Abstract

Aims: This research will examine the ongoing recovery conditions in the economic sector after the COVID-19 pandemic for all countries, including Indonesia. This study aims to analyze financial performance after and before the COVID-19 pandemic with tax avoidance as a moderation variable in the relationship of governance mechanisms affecting financial performance. Implications: Tax avoidance will be a moderation variable, while the governance mechanism will be represented by institutional ownership and an audit committee that affects financial performance which will be represented by a Return On Asset (ROA) variable.
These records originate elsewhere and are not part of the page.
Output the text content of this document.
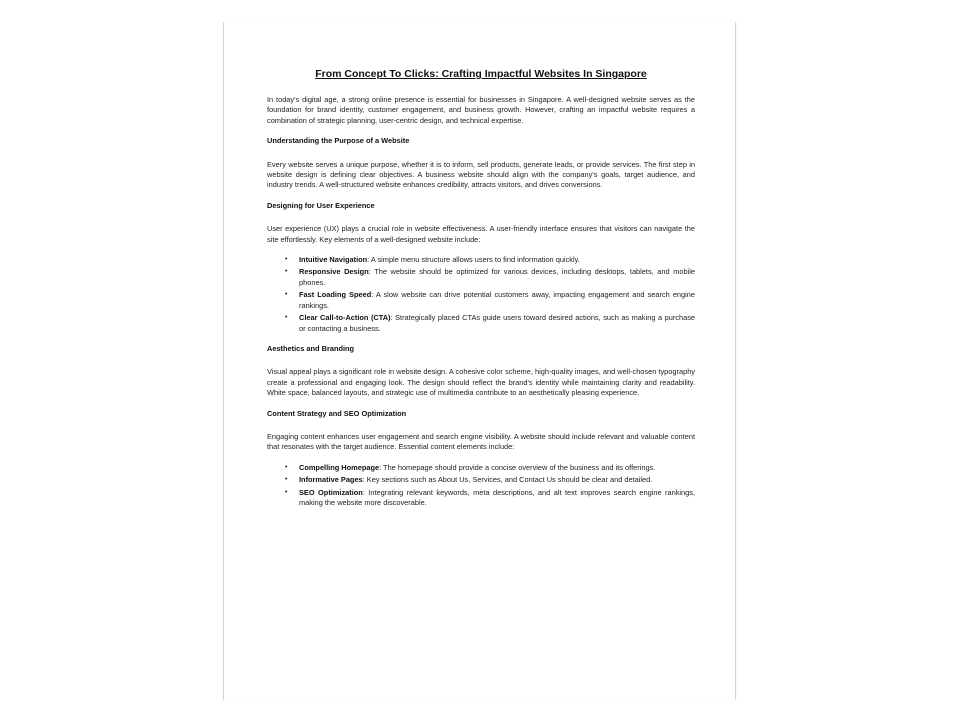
From Concept To Clicks: Crafting Impactful Websites In Singapore

In today's digital age, a strong online presence is essential for businesses in Singapore. A well-designed website serves as the foundation for brand identity, customer engagement, and business growth. However, crafting an impactful website requires a combination of strategic planning, user-centric design, and technical expertise.

Understanding the Purpose of a Website

Every website serves a unique purpose, whether it is to inform, sell products, generate leads, or provide services. The first step in website design is defining clear objectives. A business website should align with the company's goals, target audience, and industry trends. A well-structured website enhances credibility, attracts visitors, and drives conversions.

Designing for User Experience

User experience (UX) plays a crucial role in website effectiveness. A user-friendly interface ensures that visitors can navigate the site effortlessly. Key elements of a well-designed website include:

• Intuitive Navigation: A simple menu structure allows users to find information quickly.
• Responsive Design: The website should be optimized for various devices, including desktops, tablets, and mobile phones.
• Fast Loading Speed: A slow website can drive potential customers away, impacting engagement and search engine rankings.
• Clear Call-to-Action (CTA): Strategically placed CTAs guide users toward desired actions, such as making a purchase or contacting a business.
Aesthetics and Branding

Visual appeal plays a significant role in website design. A cohesive color scheme, high-quality images, and well-chosen typography create a professional and engaging look. The design should reflect the brand's identity while maintaining clarity and readability. White space, balanced layouts, and strategic use of multimedia contribute to an aesthetically pleasing experience.

Content Strategy and SEO Optimization

Engaging content enhances user engagement and search engine visibility. A website should include relevant and valuable content that resonates with the target audience. Essential content elements include:

• Compelling Homepage: The homepage should provide a concise overview of the business and its offerings.
• Informative Pages: Key sections such as About Us, Services, and Contact Us should be clear and detailed.
• SEO Optimization: Integrating relevant keywords, meta descriptions, and alt text improves search engine rankings, making the website more discoverable.
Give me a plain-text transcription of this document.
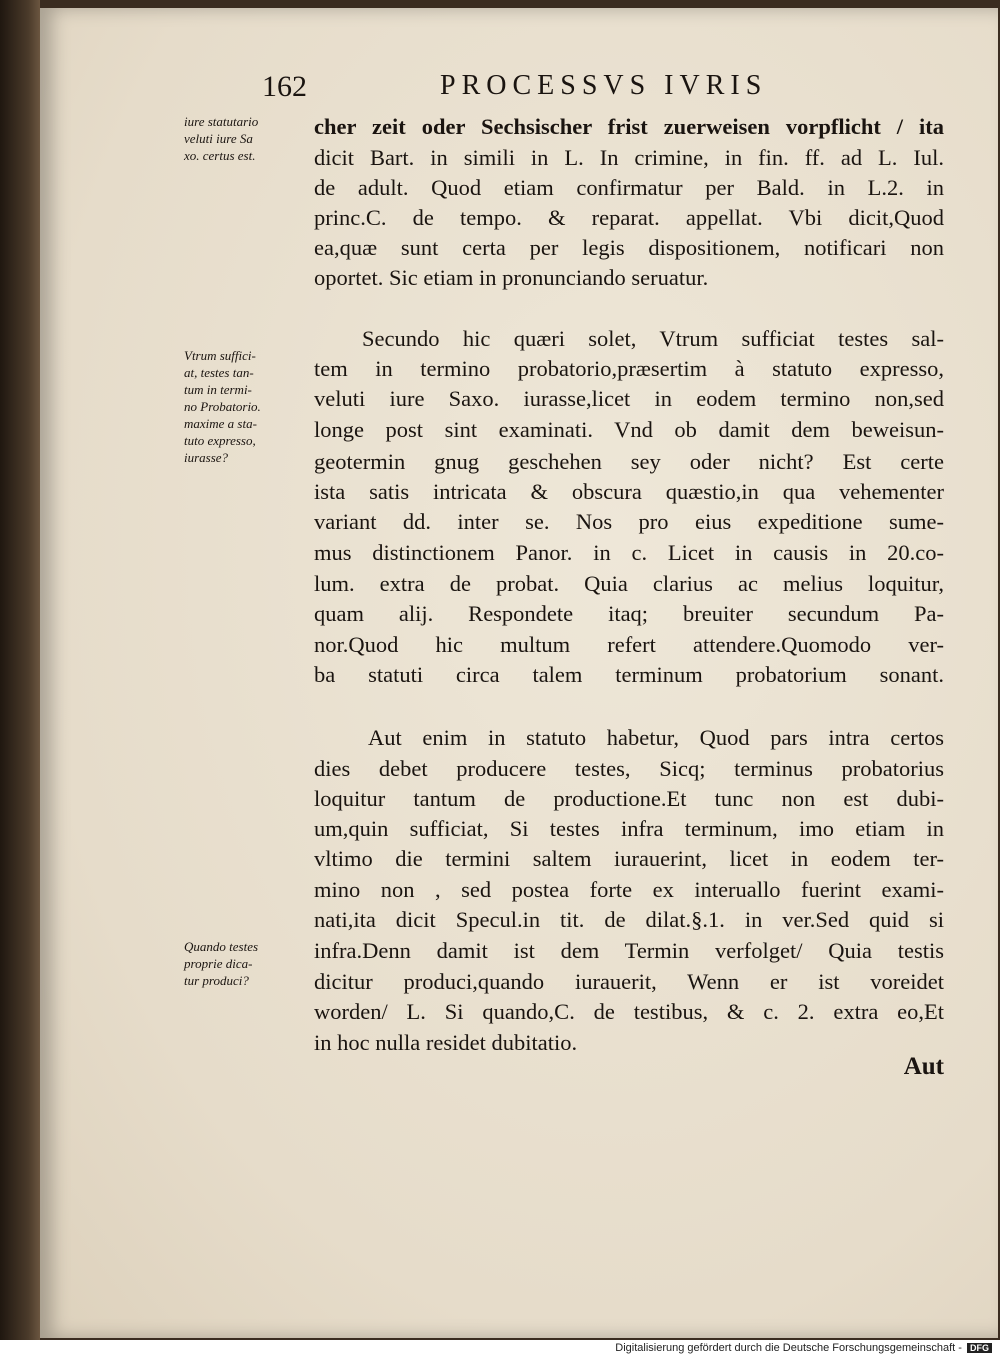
162	PROCESSVS IVRIS
iure statutario
veluti iure Sa
xo. certus est.
Vtrum suffici-
at, testes tan-
tum in termi-
no Probatorio.
maxime a sta-
tuto expresso,
iurasse?
Quando testes
proprie dica-
tur produci?
cher zeit oder Sechsischer frist zuerweisen vorpflicht / ita
dicit Bart. in simili in L. In crimine, in fin. ff. ad L. Iul.
de adult. Quod etiam confirmatur per Bald. in L.2. in
princ.C. de tempo. & reparat. appellat. Vbi dicit,Quod
ea,quæ sunt certa per legis dispositionem, notificari non
oportet. Sic etiam in pronunciando seruatur.
Secundo hic quæri solet, Vtrum sufficiat testes sal-
tem in termino probatorio,præsertim à statuto expresso,
veluti iure Saxo. iurasse,licet in eodem termino non,sed
longe post sint examinati. Vnd ob damit dem beweisun-
geotermin gnug geschehen sey oder nicht? Est certe
ista satis intricata & obscura quæstio,in qua vehementer
variant dd. inter se. Nos pro eius expeditione sume-
mus distinctionem Panor. in c. Licet in causis in 20.co-
lum. extra de probat. Quia clarius ac melius loquitur,
quam alij. Respondete itaq; breuiter secundum Pa-
nor.Quod hic multum refert attendere.Quomodo ver-
ba statuti circa talem terminum probatorium sonant.
Aut enim in statuto habetur, Quod pars intra certos
dies debet producere testes, Sicq; terminus probatorius
loquitur tantum de productione.Et tunc non est dubi-
um,quin sufficiat, Si testes infra terminum, imo etiam in
vltimo die termini saltem iurauerint, licet in eodem ter-
mino non , sed postea forte ex interuallo fuerint exami-
nati,ita dicit Specul.in tit. de dilat.§.1. in ver.Sed quid si
infra.Denn damit ist dem Termin verfolget/ Quia testis
dicitur produci,quando iurauerit, Wenn er ist voreidet
worden/ L. Si quando,C. de testibus, & c. 2. extra eo,Et
in hoc nulla residet dubitatio.
Aut
Digitalisierung gefördert durch die Deutsche Forschungsgemeinschaft - DFG
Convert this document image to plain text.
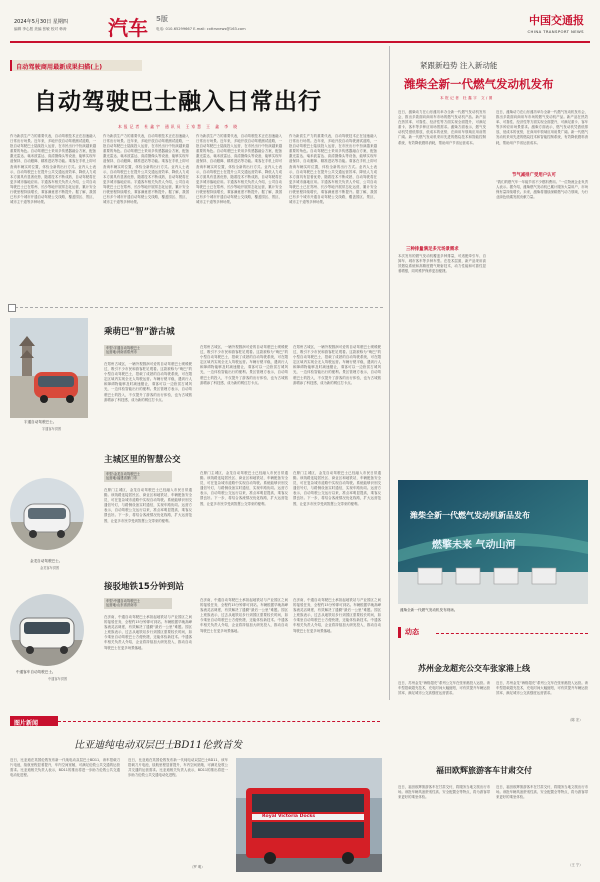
2024年5月30日 星期四
编辑 李心愿 美编 张敏 校对 韩涛 汽车 5版
电话: 010-65299667 E-mail: cxttrsnews@163.com
中国交通报
CHINA TRANSPORT NEWS
自动驾驶商用最新成果扫描(上)
自动驾驶巴士融入日常出行
本报记者 杜鑫宇 通讯员 王家慧 王 鑫 李 晓
作为新质生产力的重要代表，自动驾驶技术正在加速融入日常出行场景。近年来，多地开放自动驾驶测试道路，一批自动驾驶巴士陆续投入运营，在市民出行中扮演越来越重要的角色。自动驾驶巴士采用多传感器融合方案，配备激光雷达、毫米波雷达、高清摄像头等设备，能够实现车道保持、自动避障、精准进站等功能。乘客在手机上即可查询车辆实时位置，体验全新的出行方式。业内人士表示，自动驾驶巴士在提升公共交通运营效率、降低人力成本方面具有显著优势，随着技术不断成熟，自动驾驶将在更多城市落地应用。宇通客车相关负责人介绍，公司自动驾驶巴士已在郑州、长沙等地开展常态化运营，累计安全行驶里程持续增长，乘客满意度不断提升。据了解，我国已有多个城市开通自动驾驶公交线路，覆盖园区、景区、城市主干道等多种场景。
作为新质生产力的重要代表，自动驾驶技术正在加速融入日常出行场景。近年来，多地开放自动驾驶测试道路，一批自动驾驶巴士陆续投入运营，在市民出行中扮演越来越重要的角色。自动驾驶巴士采用多传感器融合方案，配备激光雷达、毫米波雷达、高清摄像头等设备，能够实现车道保持、自动避障、精准进站等功能。乘客在手机上即可查询车辆实时位置，体验全新的出行方式。业内人士表示，自动驾驶巴士在提升公共交通运营效率、降低人力成本方面具有显著优势，随着技术不断成熟，自动驾驶将在更多城市落地应用。宇通客车相关负责人介绍，公司自动驾驶巴士已在郑州、长沙等地开展常态化运营，累计安全行驶里程持续增长，乘客满意度不断提升。据了解，我国已有多个城市开通自动驾驶公交线路，覆盖园区、景区、城市主干道等多种场景。
作为新质生产力的重要代表，自动驾驶技术正在加速融入日常出行场景。近年来，多地开放自动驾驶测试道路，一批自动驾驶巴士陆续投入运营，在市民出行中扮演越来越重要的角色。自动驾驶巴士采用多传感器融合方案，配备激光雷达、毫米波雷达、高清摄像头等设备，能够实现车道保持、自动避障、精准进站等功能。乘客在手机上即可查询车辆实时位置，体验全新的出行方式。业内人士表示，自动驾驶巴士在提升公共交通运营效率、降低人力成本方面具有显著优势，随着技术不断成熟，自动驾驶将在更多城市落地应用。宇通客车相关负责人介绍，公司自动驾驶巴士已在郑州、长沙等地开展常态化运营，累计安全行驶里程持续增长，乘客满意度不断提升。据了解，我国已有多个城市开通自动驾驶公交线路，覆盖园区、景区、城市主干道等多种场景。
作为新质生产力的重要代表，自动驾驶技术正在加速融入日常出行场景。近年来，多地开放自动驾驶测试道路，一批自动驾驶巴士陆续投入运营，在市民出行中扮演越来越重要的角色。自动驾驶巴士采用多传感器融合方案，配备激光雷达、毫米波雷达、高清摄像头等设备，能够实现车道保持、自动避障、精准进站等功能。乘客在手机上即可查询车辆实时位置，体验全新的出行方式。业内人士表示，自动驾驶巴士在提升公共交通运营效率、降低人力成本方面具有显著优势，随着技术不断成熟，自动驾驶将在更多城市落地应用。宇通客车相关负责人介绍，公司自动驾驶巴士已在郑州、长沙等地开展常态化运营，累计安全行驶里程持续增长，乘客满意度不断提升。据了解，我国已有多个城市开通自动驾驶公交线路，覆盖园区、景区、城市主干道等多种场景。
宇通自动驾驶巴士。
宇通客车供图
乘萌巴“智”游古城
车型:宇通自动驾驶巴士
运营地:河南省郑州市
在郑州古城区，一辆外观圆润可爱的自动驾驶巴士缓缓驶过，吸引不少市民和游客驻足观看。这款被称为“萌巴”的小型自动驾驶巴士，搭载了成熟的自动驾驶系统，可在限定区域内实现全无人驾驶运营。车辆行驶平稳，遇到行人和障碍物能够及时减速避让，乘客可以一边欣赏古城风光，一边体验智能出行的便利。景区管理方表示，自动驾驶巴士的投入，不仅提升了游客的出行体验，也为古城旅游增添了科技感，成为新的网红打卡点。
在郑州古城区，一辆外观圆润可爱的自动驾驶巴士缓缓驶过，吸引不少市民和游客驻足观看。这款被称为“萌巴”的小型自动驾驶巴士，搭载了成熟的自动驾驶系统，可在限定区域内实现全无人驾驶运营。车辆行驶平稳，遇到行人和障碍物能够及时减速避让，乘客可以一边欣赏古城风光，一边体验智能出行的便利。景区管理方表示，自动驾驶巴士的投入，不仅提升了游客的出行体验，也为古城旅游增添了科技感，成为新的网红打卡点。
在郑州古城区，一辆外观圆润可爱的自动驾驶巴士缓缓驶过，吸引不少市民和游客驻足观看。这款被称为“萌巴”的小型自动驾驶巴士，搭载了成熟的自动驾驶系统，可在限定区域内实现全无人驾驶运营。车辆行驶平稳，遇到行人和障碍物能够及时减速避让，乘客可以一边欣赏古城风光，一边体验智能出行的便利。景区管理方表示，自动驾驶巴士的投入，不仅提升了游客的出行体验，也为古城旅游增添了科技感，成为新的网红打卡点。
金龙自动驾驶巴士。
金龙客车供图
主城区里的智慧公交
车型:金龙自动驾驶巴士
运营地:福建省厦门市
在厦门主城区，金龙自动驾驶巴士已经融入市民日常通勤。该线路连接居民区、商业区和地铁站，车辆配备安全员，可在复杂城市道路中实现自动驾驶。系统能够识别交通信号灯，与路侧设备实时通信，实现车路协同。运营方表示，自动驾驶公交运行以来，准点率明显提高，乘客反馈良好。下一步，将结合客流情况优化线路，扩大运营范围，让更多市民享受到智慧公交带来的便利。
在厦门主城区，金龙自动驾驶巴士已经融入市民日常通勤。该线路连接居民区、商业区和地铁站，车辆配备安全员，可在复杂城市道路中实现自动驾驶。系统能够识别交通信号灯，与路侧设备实时通信，实现车路协同。运营方表示，自动驾驶公交运行以来，准点率明显提高，乘客反馈良好。下一步，将结合客流情况优化线路，扩大运营范围，让更多市民享受到智慧公交带来的便利。
在厦门主城区，金龙自动驾驶巴士已经融入市民日常通勤。该线路连接居民区、商业区和地铁站，车辆配备安全员，可在复杂城市道路中实现自动驾驶。系统能够识别交通信号灯，与路侧设备实时通信，实现车路协同。运营方表示，自动驾驶公交运行以来，准点率明显提高，乘客反馈良好。下一步，将结合客流情况优化线路，扩大运营范围，让更多市民享受到智慧公交带来的便利。
中通客车自动驾驶巴士。
中通客车供图
接驳地铁15分钟到站
车型:中通自动驾驶巴士
运营地:山东省济南市
在济南，中通自动驾驶巴士承担起地铁站与产业园区之间的接驳任务，全程约15分钟即可到站。车辆根据早晚高峰客流灵活调度，有效解决了通勤“最后一公里”难题。园区上班族表示，过去从地铁站步行到园区需要较长时间，如今乘坐自动驾驶巴士方便快捷，还能体验新技术。中通客车相关负责人介绍，企业将持续加大研发投入，推动自动驾驶巴士在更多场景落地。
在济南，中通自动驾驶巴士承担起地铁站与产业园区之间的接驳任务，全程约15分钟即可到站。车辆根据早晚高峰客流灵活调度，有效解决了通勤“最后一公里”难题。园区上班族表示，过去从地铁站步行到园区需要较长时间，如今乘坐自动驾驶巴士方便快捷，还能体验新技术。中通客车相关负责人介绍，企业将持续加大研发投入，推动自动驾驶巴士在更多场景落地。
在济南，中通自动驾驶巴士承担起地铁站与产业园区之间的接驳任务，全程约15分钟即可到站。车辆根据早晚高峰客流灵活调度，有效解决了通勤“最后一公里”难题。园区上班族表示，过去从地铁站步行到园区需要较长时间，如今乘坐自动驾驶巴士方便快捷，还能体验新技术。中通客车相关负责人介绍，企业将持续加大研发投入，推动自动驾驶巴士在更多场景落地。
紧跟新趋势 注入新动能
潍柴全新一代燃气发动机发布
本报记者 杜鑫宇 文/图
近日，潍柴动力在山东潍坊举办全新一代燃气发动机发布会，推出多款面向商用车市场的燃气发动机产品。新产品在热效率、可靠性、经济性等方面实现全面提升，可满足重卡、客车等多种应用场景需求。潍柴方面表示，燃气发动机凭借低排放、低成本的优势，在商用车领域应用前景广阔。新一代燃气发动机采用先进的燃烧技术和智能控制系统，有效降低燃料消耗，帮助用户节省运营成本。
近日，潍柴动力在山东潍坊举办全新一代燃气发动机发布会，推出多款面向商用车市场的燃气发动机产品。新产品在热效率、可靠性、经济性等方面实现全面提升，可满足重卡、客车等多种应用场景需求。潍柴方面表示，燃气发动机凭借低排放、低成本的优势，在商用车领域应用前景广阔。新一代燃气发动机采用先进的燃烧技术和智能控制系统，有效降低燃料消耗，帮助用户节省运营成本。
节气减排广受用户认可
“我们的燃气车一年能节省不少燃料费用。”一位物流企业负责人表示。据介绍，潍柴燃气发动机已累计服务大量用户，市场保有量持续增长。未来，潍柴将继续深耕燃气动力领域，为行业绿色低碳发展贡献力量。
三种排量满足多元场景需求
本次发布的燃气发动机覆盖多种排量，可适配牵引车、自卸车、城市客车等多种车型。在技术层面，新产品采用高效燃烧系统和高精度燃气喷射技术，动力性能和可靠性显著增强，同时维护保养更加便捷。
潍柴全新一代燃气发动机新品发布
燃擎未来 气动山河
潍柴全新一代燃气发动机发布现场。
动态
苏州金龙超充公交车张家港上线
近日，苏州金龙“海格超充”系列公交车在张家港投入运营。该车型搭载超充技术，充电时间大幅缩短，可有效提升车辆运营效率，满足城市公交高强度运营需求。
近日，苏州金龙“海格超充”系列公交车在张家港投入运营。该车型搭载超充技术，充电时间大幅缩短，可有效提升车辆运营效率，满足城市公交高强度运营需求。
（陈 宏）
福田欧辉旅游客车甘肃交付
近日，福田欧辉旅游客车在甘肃交付，将服务当地文旅出行市场。该批车辆具备舒适性高、安全配置全等特点，将为游客带来更好的乘坐体验。
近日，福田欧辉旅游客车在甘肃交付，将服务当地文旅出行市场。该批车辆具备舒适性高、安全配置全等特点，将为游客带来更好的乘坐体验。
（王 宁）
图片新闻
比亚迪纯电动双层巴士BD11伦敦首发
近日，比亚迪在英国伦敦发布新一代纯电动双层巴士BD11，该车搭载刀片电池，续航里程显著提升，车内空间宽敞，可满足伦敦公共交通的运营需求。比亚迪相关负责人表示，BD11的推出将进一步助力伦敦公共交通电动化进程。
近日，比亚迪在英国伦敦发布新一代纯电动双层巴士BD11，该车搭载刀片电池，续航里程显著提升，车内空间宽敞，可满足伦敦公共交通的运营需求。比亚迪相关负责人表示，BD11的推出将进一步助力伦敦公共交通电动化进程。
（罗 明）
Royal Victoria Docks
The sample of this study is 189 manufacturing companies listed on the Indonesia Stock Exchange from 2019 to 2021. Method: This study uses panel data, one of the regression completion procedures with a high degree of flexibility in research that connects theories, concepts, and data that can be done in research. The variables used in this research data analysis method are Regression Ordinary Least Square, Fixed Effects, Random Effects, and Robust with Stata Software. Results: The results showed that the first hypothesis showed that institutional ownership had a significant positive effect on ROA, for the second hypothesis showed that the audit committee had a significant negative effect on, while if moderated by tax avoidance, the results of the third hypothesis would weaken the influence of institutional ownership relations on ROA, while the fourth hypothesis would weaken the influence of the audit committee on tax avoidance.